Although you are supposed to get between six and ten hours of sleep per day, depending on what your body needs, on the opposite side of the spectrum, being inactive while awake is proving to be more harmful than it is helpful to a lot of areas from your skin and blood circulation to your weight and your overall heart health. Long periods of inactivity will inevitably lead to an influx of pounds because your body will not be burning off the calories you consume during the day. Hospital or at-home patients who are on bed rest (including pregnant women) are often reminded to be rolled over or helped up and moved often in order to stave off bed sores or blood clots, neither of which you want to endure. Even if you stick to an exercise routine and eat a healthy diet of veggies and fruits, if most of your day is spent on your rear, you could still be at a high risk for internal problems down the line.

A 2009 study from Canada backs this up by investigating the periods of rest in different groups who both exercised the same amount per day. The more inactive group ended up having higher risks for cardiovascular disease, for some of which could be fatal. Over 17,000 Canadiens participated in the multi-part study done by the Pennington Biomedical Research Center. Scientists studied the length of seated time and theorized that for the group that sat the most, these people were around 50 percent more likely to die in the years allowed for the follow-up process. Although some of the people in this group were obese, the scientists controlled for factors like smoking, age, health problems, alcohol consumption, and weight between the groups.

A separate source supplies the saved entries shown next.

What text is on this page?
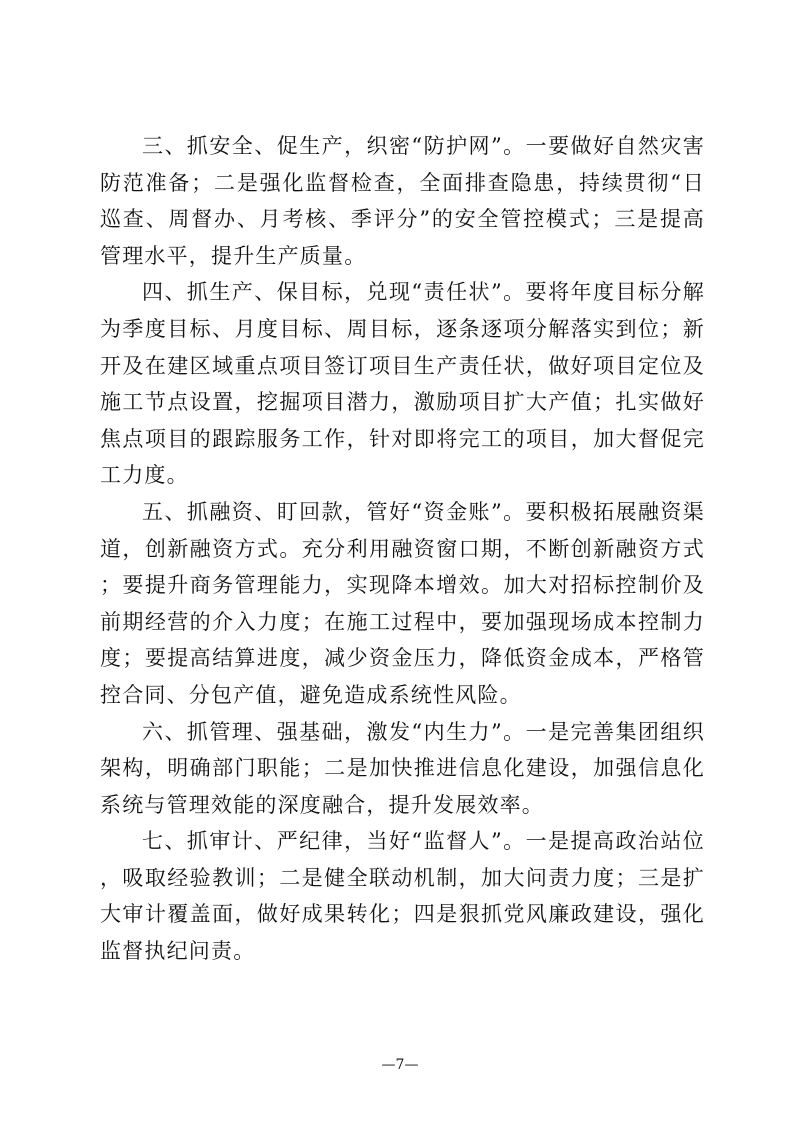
三、抓安全、促生产，织密“防护网”。一要做好自然灾害防范准备；二是强化监督检查，全面排查隐患，持续贯彻“日巡查、周督办、月考核、季评分”的安全管控模式；三是提高管理水平，提升生产质量。

四、抓生产、保目标，兑现“责任状”。要将年度目标分解为季度目标、月度目标、周目标，逐条逐项分解落实到位；新开及在建区域重点项目签订项目生产责任状，做好项目定位及施工节点设置，挖掘项目潜力，激励项目扩大产值；扎实做好焦点项目的跟踪服务工作，针对即将完工的项目，加大督促完工力度。

五、抓融资、盯回款，管好“资金账”。要积极拓展融资渠道，创新融资方式。充分利用融资窗口期，不断创新融资方式；要提升商务管理能力，实现降本增效。加大对招标控制价及前期经营的介入力度；在施工过程中，要加强现场成本控制力度；要提高结算进度，减少资金压力，降低资金成本，严格管控合同、分包产值，避免造成系统性风险。

六、抓管理、强基础，激发“内生力”。一是完善集团组织架构，明确部门职能；二是加快推进信息化建设，加强信息化系统与管理效能的深度融合，提升发展效率。

七、抓审计、严纪律，当好“监督人”。一是提高政治站位，吸取经验教训；二是健全联动机制，加大问责力度；三是扩大审计覆盖面，做好成果转化；四是狠抓党风廉政建设，强化监督执纪问责。

—7—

Sitting for more than four hours—the minimum period of inactivity the scientists deemed more dangerous—they found that allowing the body to become sloppy can lead to a problematic production of lipase, the enzyme secreted by the pancreas that breaks down the fat molecules of your body.

Another study—just released recently in the British Journal of Sports Medicine—from the Karolinska Institute and the Swedish School of Sport and Health, supports the Canadiens in their research and went so far as to compare groups of working individuals throughout the work day at an office who were able to take multiple breaks and have the chance to get up and walk around versus a different group who barely moves all day where the employees sit primarily at a desk with the same results: higher chance of daring your body to develop a serious disease from an unhealthy habit, which can even lead to cancer.

These studies may be a wake-up call to some people while others will understand the need to get up off the couch and drop the remote but are not sure how to become motivated. Here are some fun or different ways to put a little more sweat on your brow whether during a stressful work week or relaxing full weekend: Organize a walk with friends or office mates and stick to a routine; take the stairs instead of the elevator or run up and down the stairs a few times every hour or so; stand in the break room while chatting or visit coworkers; place items out of your reach that you may need throughout the day so you will have to get up to use them; or, have the whole family take the dog on a walk and play a word game to keep you busy.

With endless possibilities, there is no end to the ways you can motivate yourself to get on your feet more and off your bottom. If only someone would find a smart and easy way to type while walking on a treadmill.